Cybersecurity is a top factor in the decision to deploy on-premise IT infrastructure. Especially within financial services, firms want to be in control and have extra layers of security to protect their sensitive information. Securing data within in-house servers and IT infrastructure therefore seems more logical. However, this can lead to a false sense of security, as on-premise infrastructure does not negate the risk of cybersecurity breaches.

Cloud IT infrastructure via a third party provider

What is the key differentiator between cloud-based and on-premise software? Third-party providers can host and manage a business’s IT infrastructure within a secure, public cloud environment, with full redundancy and disaster recovery – which is absolutely critical. Additionally, cloud-based providers have built-in remote advantages, including full remote implementation capabilities. This allows businesses to pay on an as-needed basis, while offering businesses the flexibility to scale quickly and efficiently, regardless of location, to meet their requirements. 

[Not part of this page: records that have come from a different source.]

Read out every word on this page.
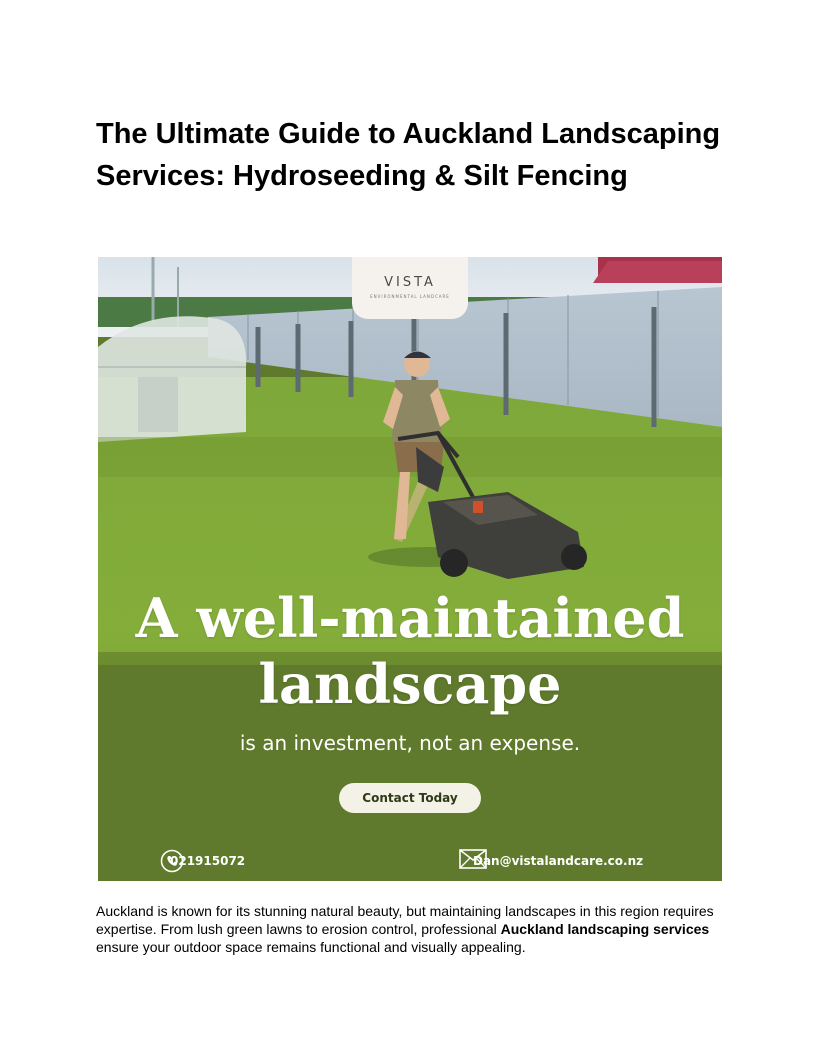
The Ultimate Guide to Auckland Landscaping Services: Hydroseeding & Silt Fencing
VISTA
ENVIRONMENTAL LANDCARE
A well-maintained
landscape
is an investment, not an expense.
Contact Today
021915072	Dan@vistalandcare.co.nz

Auckland is known for its stunning natural beauty, but maintaining landscapes in this region requires expertise. From lush green lawns to erosion control, professional Auckland landscaping services ensure your outdoor space remains functional and visually appealing.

Unlike on-premise IT infrastructure, the public cloud does not require large upfront costs and it’s much faster and easier to deploy. Working with a technology vendor also eliminates the burden of managing internal IT infrastructure.

Making a strategic decision

The bottom line is that businesses need to consider the long-term impact of their decision. Asset managers may be reluctant to shift to outsourced technology due to the costs and time involved in implementing on-premise infrastructure. However, the drawbacks of maintaining on-premise infrastructure far outweigh the positives. As the industry moves towards remote work environments, asset managers will undoubtedly need the flexibility that only outsourcing can provide.